Fedriga: "Irrevocabile la decisione di togliere lo striscione su Regeni". Ma il M5S lo espone

TRIESTE. La polemica legata alla decisione di togliere lo striscione che chiede verità per Giulio Regeni è approdata, venerdì 21 giugno, in Consiglio regionale con Massimiliano Fedriga che ha chiuso definitivamente alla possibilità che lo stesso ritorni sui palazzi della Regione, come richiesto dal segretario regionale del Pd Cristiano Shaurli, definendola una “decisione irrevocabile”.
“Come ho sempre detto, fin dalla campagna elettorale – ha detto il governatore – sono sempre stato contrario alla politica degli striscioni perché non serve a nulla.
E proprio per questo motivo di fronte ad altre tragedie che hanno toccato il nostro territorio, come l’omicidio di Nadia Orlando, la strage di Dacca e la morte di una nostra corregionale in Spagna per cui chiediamo verità e giustizia ho scelto di non aggiungere striscioni ad altri striscioni.
In questo primo anno di mandato, però, proprio per rispetto della famiglia di Giulio Regeni, non ho toccato lo striscione nelle sedi di Udine e Trieste.
Eppure ogni volta che, per un motivo o per l’altro, abbiamo dovuto spostarlo per qualche ora, o qualche giorno, qualcuno è andato sui giornali a fare caciara.
Questa volta, poi, è stata addirittura la Federcalcio a contattarmi per dirsi pronta, in nome dell’Uefa, a eliminare le livree dell’Europeo Under 21 per evitare ulteriori polemiche”.
Da qui, quindi, nasce la decisione di togliere definitivamente gli striscioni. “La mia decisione è irrevocabile – conclude Fedriga -: così adesso chi vorrà alzerà un polverone per qualche giorno, ma poi metteremo finalmente la parola fine a una strumentalizzazione vergognosa.

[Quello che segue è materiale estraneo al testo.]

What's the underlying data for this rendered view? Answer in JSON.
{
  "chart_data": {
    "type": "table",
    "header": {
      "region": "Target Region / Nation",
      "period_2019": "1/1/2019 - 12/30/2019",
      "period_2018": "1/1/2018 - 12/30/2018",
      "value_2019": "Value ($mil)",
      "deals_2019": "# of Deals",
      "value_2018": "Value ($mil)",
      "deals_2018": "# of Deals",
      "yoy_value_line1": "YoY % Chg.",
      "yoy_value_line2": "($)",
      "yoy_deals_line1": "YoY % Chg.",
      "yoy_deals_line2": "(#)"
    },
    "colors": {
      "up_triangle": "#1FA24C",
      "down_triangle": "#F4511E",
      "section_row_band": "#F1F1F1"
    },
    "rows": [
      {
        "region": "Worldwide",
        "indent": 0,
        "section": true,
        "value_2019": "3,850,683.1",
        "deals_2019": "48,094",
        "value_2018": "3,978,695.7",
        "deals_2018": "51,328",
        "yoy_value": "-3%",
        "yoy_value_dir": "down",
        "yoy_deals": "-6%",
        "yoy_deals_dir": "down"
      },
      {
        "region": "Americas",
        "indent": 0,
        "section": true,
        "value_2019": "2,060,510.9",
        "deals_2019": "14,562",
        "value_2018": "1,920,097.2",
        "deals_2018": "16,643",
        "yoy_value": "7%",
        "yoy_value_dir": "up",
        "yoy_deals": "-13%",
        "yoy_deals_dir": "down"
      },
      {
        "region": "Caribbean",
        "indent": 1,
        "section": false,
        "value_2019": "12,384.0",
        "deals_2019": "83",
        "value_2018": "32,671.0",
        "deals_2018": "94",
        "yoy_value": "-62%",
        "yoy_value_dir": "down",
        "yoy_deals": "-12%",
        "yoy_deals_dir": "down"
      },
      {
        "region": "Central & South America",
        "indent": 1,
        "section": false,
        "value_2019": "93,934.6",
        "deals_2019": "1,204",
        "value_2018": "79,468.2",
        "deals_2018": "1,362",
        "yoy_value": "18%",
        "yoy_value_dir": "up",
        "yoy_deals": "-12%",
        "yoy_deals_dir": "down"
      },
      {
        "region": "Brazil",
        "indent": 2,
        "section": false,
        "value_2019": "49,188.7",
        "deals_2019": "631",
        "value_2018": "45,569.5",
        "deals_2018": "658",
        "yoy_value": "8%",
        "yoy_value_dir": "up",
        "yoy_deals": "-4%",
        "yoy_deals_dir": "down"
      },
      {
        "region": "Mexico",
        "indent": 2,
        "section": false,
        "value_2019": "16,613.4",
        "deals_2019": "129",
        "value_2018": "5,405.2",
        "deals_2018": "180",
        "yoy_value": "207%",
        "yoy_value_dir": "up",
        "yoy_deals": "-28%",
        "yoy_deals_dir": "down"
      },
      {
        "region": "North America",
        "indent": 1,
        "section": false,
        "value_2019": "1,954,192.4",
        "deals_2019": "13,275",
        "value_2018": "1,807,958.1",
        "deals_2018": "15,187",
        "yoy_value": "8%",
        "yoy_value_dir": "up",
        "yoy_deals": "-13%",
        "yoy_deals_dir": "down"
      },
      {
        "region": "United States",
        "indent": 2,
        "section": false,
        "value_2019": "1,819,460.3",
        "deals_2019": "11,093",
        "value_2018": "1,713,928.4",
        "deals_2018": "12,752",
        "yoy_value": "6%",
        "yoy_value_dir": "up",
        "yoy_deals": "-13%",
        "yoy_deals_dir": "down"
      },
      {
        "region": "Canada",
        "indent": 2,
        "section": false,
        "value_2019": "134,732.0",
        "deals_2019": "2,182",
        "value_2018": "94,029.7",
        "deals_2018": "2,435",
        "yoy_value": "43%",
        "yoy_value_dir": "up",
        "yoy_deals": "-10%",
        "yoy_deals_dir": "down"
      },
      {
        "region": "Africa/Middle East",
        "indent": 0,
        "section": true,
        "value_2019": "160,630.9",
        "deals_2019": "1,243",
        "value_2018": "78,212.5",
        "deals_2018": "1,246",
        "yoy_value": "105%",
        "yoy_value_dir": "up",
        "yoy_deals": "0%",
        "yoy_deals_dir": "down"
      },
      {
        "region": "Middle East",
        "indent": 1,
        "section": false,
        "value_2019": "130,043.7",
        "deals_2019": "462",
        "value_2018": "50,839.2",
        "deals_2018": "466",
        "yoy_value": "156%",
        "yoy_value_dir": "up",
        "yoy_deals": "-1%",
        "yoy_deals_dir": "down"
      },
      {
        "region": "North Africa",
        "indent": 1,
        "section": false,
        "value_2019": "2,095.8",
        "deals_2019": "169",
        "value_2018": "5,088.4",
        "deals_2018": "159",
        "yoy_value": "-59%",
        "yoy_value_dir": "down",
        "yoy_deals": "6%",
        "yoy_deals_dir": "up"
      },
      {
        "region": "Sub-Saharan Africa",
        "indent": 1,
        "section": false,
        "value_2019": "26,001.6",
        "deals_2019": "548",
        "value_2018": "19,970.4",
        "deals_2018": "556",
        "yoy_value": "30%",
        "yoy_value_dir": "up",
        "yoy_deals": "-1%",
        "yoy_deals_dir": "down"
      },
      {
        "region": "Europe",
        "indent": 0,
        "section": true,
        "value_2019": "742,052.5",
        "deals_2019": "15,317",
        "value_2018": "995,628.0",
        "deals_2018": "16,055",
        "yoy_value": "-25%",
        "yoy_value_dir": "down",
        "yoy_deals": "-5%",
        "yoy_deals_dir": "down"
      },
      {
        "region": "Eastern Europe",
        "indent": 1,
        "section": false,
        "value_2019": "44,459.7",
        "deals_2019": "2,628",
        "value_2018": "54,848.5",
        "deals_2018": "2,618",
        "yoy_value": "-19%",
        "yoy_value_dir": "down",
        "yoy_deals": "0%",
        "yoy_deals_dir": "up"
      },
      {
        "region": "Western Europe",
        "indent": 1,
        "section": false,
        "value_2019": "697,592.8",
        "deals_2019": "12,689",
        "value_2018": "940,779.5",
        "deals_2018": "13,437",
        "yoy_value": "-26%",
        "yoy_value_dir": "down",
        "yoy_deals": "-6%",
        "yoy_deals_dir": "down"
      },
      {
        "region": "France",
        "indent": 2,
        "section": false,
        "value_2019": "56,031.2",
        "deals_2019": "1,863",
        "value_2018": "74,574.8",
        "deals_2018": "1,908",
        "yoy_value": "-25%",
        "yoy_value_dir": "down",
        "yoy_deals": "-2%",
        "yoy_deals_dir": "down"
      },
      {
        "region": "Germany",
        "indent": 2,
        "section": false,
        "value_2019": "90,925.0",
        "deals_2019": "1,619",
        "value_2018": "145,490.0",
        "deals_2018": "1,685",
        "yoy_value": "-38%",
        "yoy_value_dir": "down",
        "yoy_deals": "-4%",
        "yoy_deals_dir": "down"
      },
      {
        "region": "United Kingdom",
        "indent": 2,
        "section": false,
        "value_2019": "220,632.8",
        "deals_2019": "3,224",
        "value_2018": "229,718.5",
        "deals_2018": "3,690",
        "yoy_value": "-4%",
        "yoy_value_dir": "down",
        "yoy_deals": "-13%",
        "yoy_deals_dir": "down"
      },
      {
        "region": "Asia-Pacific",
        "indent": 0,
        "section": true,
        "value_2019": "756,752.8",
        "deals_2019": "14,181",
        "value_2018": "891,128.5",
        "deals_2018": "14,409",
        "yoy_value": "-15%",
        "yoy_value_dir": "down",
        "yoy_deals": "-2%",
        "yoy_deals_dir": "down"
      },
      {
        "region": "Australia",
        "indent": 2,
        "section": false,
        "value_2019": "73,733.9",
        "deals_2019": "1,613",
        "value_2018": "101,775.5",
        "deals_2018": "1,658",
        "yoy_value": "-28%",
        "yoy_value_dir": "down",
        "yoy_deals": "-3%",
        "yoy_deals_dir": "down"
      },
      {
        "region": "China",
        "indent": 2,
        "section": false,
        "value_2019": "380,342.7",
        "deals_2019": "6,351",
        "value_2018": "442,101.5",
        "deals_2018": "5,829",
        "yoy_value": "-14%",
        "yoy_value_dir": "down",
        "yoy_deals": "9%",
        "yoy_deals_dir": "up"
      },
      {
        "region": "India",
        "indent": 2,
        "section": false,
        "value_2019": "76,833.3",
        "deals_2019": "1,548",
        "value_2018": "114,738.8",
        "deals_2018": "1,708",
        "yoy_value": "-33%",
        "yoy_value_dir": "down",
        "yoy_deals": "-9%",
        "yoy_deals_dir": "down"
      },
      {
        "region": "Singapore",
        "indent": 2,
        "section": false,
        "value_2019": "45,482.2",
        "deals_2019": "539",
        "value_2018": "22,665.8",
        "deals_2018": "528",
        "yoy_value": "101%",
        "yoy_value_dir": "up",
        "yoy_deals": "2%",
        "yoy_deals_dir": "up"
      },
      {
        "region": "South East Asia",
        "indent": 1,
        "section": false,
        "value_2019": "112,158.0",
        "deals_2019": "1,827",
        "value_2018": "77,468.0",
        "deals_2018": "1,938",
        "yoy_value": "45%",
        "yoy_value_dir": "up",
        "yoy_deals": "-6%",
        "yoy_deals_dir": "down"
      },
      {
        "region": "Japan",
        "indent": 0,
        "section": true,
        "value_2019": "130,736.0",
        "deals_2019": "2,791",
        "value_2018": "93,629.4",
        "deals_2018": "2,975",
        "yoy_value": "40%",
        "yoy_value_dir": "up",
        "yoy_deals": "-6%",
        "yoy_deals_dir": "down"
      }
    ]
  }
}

Personalmente, poi, credo che abbia un peso molto più importante la decisione presa dal Governo, di cui la Lega è parte integrante, di aprire una Commissione d’inchiesta per arrivare, davvero, alla verità sull’omicidio di Regeni rispetto all’atteggiamento di quelle forze politiche che si sono asciugate la coscienza pubblicando una manciata di striscioni”.
Pronto, inoltre, l’appoggio del gruppo consiliare della Lega. “Stiamo dalla parte del presidente Fedriga – ha detto il capogruppo Bordin – e siamo del tutto contrari a concedere l’autorizzazione a esporre gli striscioni nei palazzi istituzionali”.
Ma uno striscione con la scritta «Verità per Giulio Regeni» è stato esposto dai consiglieri regionali M5S a una finestra degli uffici del Movimento, nel palazzo del Consiglio stesso. La finestra affaccia sulla centrale piazza Oberdan.
«Il cartello resterà esposto nonostante la decisione del governatore Fedriga», hanno detto gli stessi consiglieri, «è un gesto simbolico, con il quale vogliamo ribadire la vicinanza alla famiglia ed esprimere il sentimento di una comunità che non vuole smettere di credere alla ricerca della verità».
Il cartello è stato esposto dal lato interno di una finestra degli uffici politici del M5S, al terzo piano del palazzo del Consiglio. È più piccolo del tradizionale striscione ma visibile dal basso e riconoscibile dal colore giallo e dalla scritta in nero.
«La scelta del presidente Massimiliano Fedriga di rimuovere lo striscione dal palazzo di piazza Unità rappresenta un cattivo segnale, tanto più se la decisione non è stata condivisa con la famiglia di Giulio», concludono i consiglieri pentastellati Ilaria Dal Zovo, Mauro Capozzella, Cristian Sergo e Andrea Ussai.